From Global Conflict to Calgary Housing: Why Alberta’s Economy Matters for Real Estate

Economic shockwaves don’t arrive politely. They hit fast, scramble assumptions, and force markets into scenario mode. In the opening months of 2026, that’s exactly what has happened. The Middle East conflict has disrupted energy flows through the Strait of Hormuz, a route that carries more than one-fifth of global oil supply, and oil prices have spiked sharply as a result. Reuters reported this week that WTI traded above US$90 and Brent near US$94 as the strait’s disruption stranded flows and rattled markets. At the same time, U.S. payrolls fell by 92,000 and unemployment rose to 4.4%, adding another layer of fragility to the global backdrop.

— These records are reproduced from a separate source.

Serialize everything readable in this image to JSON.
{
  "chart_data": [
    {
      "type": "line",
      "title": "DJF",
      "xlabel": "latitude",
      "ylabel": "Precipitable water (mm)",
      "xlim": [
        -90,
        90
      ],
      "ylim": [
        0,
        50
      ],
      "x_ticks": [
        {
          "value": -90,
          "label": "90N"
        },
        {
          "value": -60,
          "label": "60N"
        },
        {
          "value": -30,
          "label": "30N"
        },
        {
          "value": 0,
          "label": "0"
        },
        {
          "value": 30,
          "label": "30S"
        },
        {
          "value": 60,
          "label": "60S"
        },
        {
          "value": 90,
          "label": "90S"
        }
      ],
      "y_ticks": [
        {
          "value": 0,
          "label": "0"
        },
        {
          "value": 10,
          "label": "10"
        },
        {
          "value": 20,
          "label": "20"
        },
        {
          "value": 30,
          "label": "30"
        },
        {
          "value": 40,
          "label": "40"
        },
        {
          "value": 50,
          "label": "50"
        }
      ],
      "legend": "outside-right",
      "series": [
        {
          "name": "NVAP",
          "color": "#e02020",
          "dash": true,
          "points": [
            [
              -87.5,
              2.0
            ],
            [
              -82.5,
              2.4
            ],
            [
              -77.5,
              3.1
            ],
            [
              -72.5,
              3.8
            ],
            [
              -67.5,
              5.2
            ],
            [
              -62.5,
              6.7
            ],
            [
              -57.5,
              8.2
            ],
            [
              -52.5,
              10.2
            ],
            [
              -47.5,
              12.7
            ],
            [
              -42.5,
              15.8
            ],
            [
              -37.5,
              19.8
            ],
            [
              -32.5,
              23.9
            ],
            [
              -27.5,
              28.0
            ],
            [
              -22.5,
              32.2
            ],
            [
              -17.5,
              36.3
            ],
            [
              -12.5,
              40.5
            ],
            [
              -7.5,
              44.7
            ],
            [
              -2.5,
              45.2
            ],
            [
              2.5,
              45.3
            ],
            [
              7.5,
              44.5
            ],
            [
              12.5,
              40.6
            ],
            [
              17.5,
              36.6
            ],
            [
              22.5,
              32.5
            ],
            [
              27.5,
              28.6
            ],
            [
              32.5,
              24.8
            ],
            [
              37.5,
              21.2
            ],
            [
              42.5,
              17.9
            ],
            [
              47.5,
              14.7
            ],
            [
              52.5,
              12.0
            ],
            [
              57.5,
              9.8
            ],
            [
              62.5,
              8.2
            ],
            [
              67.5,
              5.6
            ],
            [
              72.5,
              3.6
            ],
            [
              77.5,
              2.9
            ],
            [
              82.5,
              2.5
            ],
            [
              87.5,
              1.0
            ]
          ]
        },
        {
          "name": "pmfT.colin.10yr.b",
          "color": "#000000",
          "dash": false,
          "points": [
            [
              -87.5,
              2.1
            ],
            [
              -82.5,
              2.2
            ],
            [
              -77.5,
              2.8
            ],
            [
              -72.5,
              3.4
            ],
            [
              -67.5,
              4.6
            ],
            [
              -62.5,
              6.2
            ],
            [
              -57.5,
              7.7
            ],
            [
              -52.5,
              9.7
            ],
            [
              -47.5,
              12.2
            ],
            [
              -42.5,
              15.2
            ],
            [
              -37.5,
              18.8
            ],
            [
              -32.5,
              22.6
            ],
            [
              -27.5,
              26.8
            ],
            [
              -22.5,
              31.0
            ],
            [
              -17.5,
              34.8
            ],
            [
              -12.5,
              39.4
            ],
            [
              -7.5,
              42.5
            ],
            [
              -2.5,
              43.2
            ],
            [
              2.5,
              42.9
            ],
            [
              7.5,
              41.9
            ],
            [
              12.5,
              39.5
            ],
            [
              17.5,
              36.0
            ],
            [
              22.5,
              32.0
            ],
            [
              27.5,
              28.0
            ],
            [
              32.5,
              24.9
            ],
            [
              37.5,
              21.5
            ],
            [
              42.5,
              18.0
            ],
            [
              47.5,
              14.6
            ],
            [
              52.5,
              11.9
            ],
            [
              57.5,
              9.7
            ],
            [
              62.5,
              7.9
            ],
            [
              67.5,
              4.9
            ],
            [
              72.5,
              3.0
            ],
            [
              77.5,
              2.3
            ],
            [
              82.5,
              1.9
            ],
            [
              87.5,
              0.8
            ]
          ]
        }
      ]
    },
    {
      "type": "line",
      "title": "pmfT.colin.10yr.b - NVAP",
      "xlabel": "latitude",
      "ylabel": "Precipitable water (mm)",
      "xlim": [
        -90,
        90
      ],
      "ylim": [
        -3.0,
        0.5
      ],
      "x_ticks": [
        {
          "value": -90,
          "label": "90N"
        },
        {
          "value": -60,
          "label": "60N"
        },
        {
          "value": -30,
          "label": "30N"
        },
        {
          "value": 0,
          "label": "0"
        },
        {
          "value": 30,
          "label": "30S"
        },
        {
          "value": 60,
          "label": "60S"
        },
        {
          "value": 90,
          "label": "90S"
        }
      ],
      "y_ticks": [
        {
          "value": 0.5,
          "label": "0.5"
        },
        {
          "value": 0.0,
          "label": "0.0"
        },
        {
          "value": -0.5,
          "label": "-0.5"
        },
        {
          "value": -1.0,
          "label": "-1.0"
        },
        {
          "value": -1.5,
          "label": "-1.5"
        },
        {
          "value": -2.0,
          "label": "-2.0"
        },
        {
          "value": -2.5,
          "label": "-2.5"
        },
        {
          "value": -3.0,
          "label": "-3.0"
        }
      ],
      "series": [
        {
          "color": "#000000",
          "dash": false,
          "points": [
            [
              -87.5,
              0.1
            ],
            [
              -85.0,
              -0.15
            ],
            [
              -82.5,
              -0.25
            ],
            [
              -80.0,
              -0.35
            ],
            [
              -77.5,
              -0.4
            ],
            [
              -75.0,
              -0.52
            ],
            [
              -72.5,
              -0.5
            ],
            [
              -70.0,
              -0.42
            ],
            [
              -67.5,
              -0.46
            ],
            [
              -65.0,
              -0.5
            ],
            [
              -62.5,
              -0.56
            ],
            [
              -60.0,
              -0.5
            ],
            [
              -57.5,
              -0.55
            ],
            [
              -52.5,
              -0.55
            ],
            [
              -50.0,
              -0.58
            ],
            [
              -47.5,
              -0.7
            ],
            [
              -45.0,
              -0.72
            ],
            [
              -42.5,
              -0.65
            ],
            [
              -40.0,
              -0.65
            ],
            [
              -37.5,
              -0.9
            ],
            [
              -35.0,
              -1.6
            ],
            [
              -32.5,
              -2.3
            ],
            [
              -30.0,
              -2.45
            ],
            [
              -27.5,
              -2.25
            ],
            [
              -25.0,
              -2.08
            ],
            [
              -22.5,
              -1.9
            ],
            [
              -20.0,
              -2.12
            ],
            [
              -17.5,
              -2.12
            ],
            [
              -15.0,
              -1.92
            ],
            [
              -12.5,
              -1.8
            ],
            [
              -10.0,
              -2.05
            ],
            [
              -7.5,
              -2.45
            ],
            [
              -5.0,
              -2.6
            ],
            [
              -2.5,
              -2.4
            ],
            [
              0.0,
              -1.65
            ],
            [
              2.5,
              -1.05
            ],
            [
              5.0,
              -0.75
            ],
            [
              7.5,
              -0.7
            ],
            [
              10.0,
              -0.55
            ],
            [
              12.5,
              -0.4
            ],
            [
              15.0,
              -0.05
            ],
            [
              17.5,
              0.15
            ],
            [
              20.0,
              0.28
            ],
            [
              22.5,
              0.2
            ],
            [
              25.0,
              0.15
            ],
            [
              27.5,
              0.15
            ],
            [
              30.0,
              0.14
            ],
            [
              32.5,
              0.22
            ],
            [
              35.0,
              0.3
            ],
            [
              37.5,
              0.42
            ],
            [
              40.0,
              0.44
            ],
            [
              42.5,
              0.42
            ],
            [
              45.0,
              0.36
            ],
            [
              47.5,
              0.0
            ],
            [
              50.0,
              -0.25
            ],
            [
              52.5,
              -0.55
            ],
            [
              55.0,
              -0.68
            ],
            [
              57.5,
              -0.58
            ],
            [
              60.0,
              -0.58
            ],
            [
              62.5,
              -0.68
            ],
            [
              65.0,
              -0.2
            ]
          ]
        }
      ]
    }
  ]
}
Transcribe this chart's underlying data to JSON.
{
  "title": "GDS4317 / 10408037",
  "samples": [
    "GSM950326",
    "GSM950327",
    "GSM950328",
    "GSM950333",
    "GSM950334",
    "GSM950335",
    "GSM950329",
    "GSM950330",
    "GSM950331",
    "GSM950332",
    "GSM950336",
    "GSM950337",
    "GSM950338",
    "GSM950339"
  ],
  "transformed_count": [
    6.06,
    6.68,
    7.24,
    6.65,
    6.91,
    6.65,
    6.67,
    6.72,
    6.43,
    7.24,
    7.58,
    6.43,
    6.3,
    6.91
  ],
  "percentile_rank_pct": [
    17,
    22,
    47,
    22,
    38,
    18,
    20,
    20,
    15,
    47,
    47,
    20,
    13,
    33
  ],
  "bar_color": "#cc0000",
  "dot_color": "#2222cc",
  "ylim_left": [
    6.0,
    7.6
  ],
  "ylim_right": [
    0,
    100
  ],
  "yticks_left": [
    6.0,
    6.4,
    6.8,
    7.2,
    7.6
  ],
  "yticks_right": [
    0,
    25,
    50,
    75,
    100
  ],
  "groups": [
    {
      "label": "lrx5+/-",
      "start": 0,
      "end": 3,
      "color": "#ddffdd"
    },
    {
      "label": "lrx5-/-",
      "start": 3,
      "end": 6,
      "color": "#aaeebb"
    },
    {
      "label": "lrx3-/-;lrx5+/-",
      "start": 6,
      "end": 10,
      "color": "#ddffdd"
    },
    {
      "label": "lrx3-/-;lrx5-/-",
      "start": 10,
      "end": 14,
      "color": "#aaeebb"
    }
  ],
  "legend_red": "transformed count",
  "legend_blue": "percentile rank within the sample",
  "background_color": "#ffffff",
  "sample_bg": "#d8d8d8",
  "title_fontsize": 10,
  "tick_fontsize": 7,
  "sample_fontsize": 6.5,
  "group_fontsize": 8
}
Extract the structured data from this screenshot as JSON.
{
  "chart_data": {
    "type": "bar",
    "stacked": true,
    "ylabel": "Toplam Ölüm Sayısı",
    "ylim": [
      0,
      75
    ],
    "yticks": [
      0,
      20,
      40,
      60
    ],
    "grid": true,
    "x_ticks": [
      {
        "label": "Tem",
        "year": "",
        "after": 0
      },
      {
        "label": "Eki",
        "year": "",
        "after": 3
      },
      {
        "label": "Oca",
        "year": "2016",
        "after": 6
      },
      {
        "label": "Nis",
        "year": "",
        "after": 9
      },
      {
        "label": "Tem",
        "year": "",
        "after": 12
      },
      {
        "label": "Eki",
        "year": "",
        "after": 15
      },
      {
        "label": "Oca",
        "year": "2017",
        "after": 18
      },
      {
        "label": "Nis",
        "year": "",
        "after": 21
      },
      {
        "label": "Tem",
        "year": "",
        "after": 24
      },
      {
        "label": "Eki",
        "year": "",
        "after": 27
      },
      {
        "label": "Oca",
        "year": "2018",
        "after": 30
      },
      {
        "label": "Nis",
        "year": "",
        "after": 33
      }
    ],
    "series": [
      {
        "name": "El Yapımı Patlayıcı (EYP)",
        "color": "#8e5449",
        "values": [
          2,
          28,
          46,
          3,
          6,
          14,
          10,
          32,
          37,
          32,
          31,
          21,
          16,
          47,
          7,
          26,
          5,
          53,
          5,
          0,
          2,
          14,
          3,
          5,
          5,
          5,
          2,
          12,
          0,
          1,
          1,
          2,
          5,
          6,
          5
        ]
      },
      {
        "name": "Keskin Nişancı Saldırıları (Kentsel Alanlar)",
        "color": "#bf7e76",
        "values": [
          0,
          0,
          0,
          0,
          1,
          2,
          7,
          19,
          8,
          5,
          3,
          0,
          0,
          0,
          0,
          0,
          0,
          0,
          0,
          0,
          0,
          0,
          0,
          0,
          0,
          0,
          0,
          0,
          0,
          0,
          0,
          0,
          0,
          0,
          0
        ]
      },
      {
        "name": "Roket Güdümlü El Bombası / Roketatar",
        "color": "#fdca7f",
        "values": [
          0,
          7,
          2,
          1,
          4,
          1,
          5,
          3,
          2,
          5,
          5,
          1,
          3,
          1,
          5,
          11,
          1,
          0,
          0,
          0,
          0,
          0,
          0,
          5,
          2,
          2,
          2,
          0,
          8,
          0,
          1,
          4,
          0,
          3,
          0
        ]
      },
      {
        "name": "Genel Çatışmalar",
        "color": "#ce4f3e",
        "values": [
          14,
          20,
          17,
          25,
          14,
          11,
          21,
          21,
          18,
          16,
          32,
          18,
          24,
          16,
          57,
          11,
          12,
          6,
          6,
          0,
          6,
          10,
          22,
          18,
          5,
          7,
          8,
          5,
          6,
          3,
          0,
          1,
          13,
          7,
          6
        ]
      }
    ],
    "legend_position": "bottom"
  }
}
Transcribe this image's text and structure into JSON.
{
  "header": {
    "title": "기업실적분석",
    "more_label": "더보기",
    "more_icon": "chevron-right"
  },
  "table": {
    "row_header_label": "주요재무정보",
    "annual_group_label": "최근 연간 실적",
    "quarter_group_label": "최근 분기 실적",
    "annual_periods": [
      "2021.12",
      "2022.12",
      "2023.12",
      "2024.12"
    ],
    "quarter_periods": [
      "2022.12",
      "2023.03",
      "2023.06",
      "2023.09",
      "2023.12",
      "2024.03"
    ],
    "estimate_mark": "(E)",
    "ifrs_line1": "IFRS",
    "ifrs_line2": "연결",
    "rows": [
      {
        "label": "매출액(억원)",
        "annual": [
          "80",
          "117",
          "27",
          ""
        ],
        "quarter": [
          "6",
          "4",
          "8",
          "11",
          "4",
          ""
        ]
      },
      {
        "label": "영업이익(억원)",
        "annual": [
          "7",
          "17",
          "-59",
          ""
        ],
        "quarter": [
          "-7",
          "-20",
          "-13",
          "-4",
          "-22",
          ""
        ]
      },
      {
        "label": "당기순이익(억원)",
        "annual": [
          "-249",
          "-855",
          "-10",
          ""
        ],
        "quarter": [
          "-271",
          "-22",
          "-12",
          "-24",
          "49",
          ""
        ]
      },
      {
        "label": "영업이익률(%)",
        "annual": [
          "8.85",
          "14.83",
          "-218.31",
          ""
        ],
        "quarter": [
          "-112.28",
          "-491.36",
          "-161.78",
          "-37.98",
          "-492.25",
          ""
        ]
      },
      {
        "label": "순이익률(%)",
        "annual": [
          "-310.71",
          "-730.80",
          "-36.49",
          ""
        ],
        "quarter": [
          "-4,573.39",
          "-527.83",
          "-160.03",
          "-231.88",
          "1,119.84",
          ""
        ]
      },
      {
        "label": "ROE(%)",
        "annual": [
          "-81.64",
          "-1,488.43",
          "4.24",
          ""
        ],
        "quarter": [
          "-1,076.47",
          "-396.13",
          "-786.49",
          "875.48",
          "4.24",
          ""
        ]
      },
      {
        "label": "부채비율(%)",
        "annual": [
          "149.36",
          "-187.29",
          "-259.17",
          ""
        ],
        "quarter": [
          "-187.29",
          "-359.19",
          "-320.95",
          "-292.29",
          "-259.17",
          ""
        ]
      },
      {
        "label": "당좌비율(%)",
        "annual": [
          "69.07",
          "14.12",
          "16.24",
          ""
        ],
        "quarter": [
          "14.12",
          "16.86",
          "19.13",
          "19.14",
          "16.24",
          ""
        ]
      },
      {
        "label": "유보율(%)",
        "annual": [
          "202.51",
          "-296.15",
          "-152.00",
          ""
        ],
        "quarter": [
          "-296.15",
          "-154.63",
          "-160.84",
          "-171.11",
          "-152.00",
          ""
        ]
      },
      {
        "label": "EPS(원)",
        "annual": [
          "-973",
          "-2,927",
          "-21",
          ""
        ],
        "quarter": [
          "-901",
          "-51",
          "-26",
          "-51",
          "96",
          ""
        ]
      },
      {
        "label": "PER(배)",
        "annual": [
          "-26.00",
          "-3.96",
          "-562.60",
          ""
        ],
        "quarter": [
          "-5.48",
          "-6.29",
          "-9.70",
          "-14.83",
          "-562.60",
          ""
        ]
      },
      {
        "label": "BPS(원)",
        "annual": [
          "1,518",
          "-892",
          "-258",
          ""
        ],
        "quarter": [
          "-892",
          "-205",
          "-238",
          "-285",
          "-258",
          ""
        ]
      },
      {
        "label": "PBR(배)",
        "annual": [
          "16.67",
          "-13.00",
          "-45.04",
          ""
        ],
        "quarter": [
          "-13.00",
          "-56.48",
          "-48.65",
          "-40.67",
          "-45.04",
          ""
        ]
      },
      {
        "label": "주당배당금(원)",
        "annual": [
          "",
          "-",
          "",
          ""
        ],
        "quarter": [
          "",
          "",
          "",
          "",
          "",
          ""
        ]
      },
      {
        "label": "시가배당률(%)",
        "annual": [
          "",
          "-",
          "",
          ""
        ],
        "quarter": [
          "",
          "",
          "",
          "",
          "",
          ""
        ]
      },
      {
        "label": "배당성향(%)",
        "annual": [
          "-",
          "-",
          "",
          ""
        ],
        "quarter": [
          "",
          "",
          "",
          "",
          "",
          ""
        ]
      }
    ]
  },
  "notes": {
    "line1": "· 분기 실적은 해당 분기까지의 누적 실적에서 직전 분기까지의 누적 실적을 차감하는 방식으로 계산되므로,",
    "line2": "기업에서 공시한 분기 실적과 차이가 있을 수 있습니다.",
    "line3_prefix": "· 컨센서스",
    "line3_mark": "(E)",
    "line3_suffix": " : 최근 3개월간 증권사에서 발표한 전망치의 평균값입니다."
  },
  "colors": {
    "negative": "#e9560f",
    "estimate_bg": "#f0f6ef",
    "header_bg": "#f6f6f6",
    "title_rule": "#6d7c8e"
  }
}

For Alberta, this is a familiar paradox. Global instability is a human tragedy first, but economically it also reinforces the province’s role as a reliable, democratic energy producer. ATB Cormark’s recent “Northern Pivot” note argues that the crisis has sharpened attention on Canada’s long-duration oil and gas assets at exactly the moment energy security is back at the center of global decision-making. That matters for Calgary real estate, because capital flows, business confidence, and employment expectations are all influenced by how investors view Alberta’s place in the energy map.

But oil alone won’t carry the next chapter of growth. That is the deeper lesson beneath the headlines. Canada’s economic problem is not simply demand, sentiment, or geopolitics. It is an investment. The country has struggled to build productive capacity, and weak business investment has dragged on competitiveness, wages, and GDP per capita. Recent Canadian research has highlighted the same pattern: capital per worker has been shrinking, undermining productivity growth.

For buyers, sellers, and investors in Calgary, this creates a market that rewards clarity over emotion. Alberta may benefit from renewed energy relevance, but the stronger long-term story lies in building capacity: infrastructure, exports, major projects, and productive investment. In real estate, that means the best opportunities will continue to cluster around places and asset types tied to durability, not hype.

This isn’t just a week of volatility. It’s a reminder that in uncertain times, the markets that win are the ones that can still build.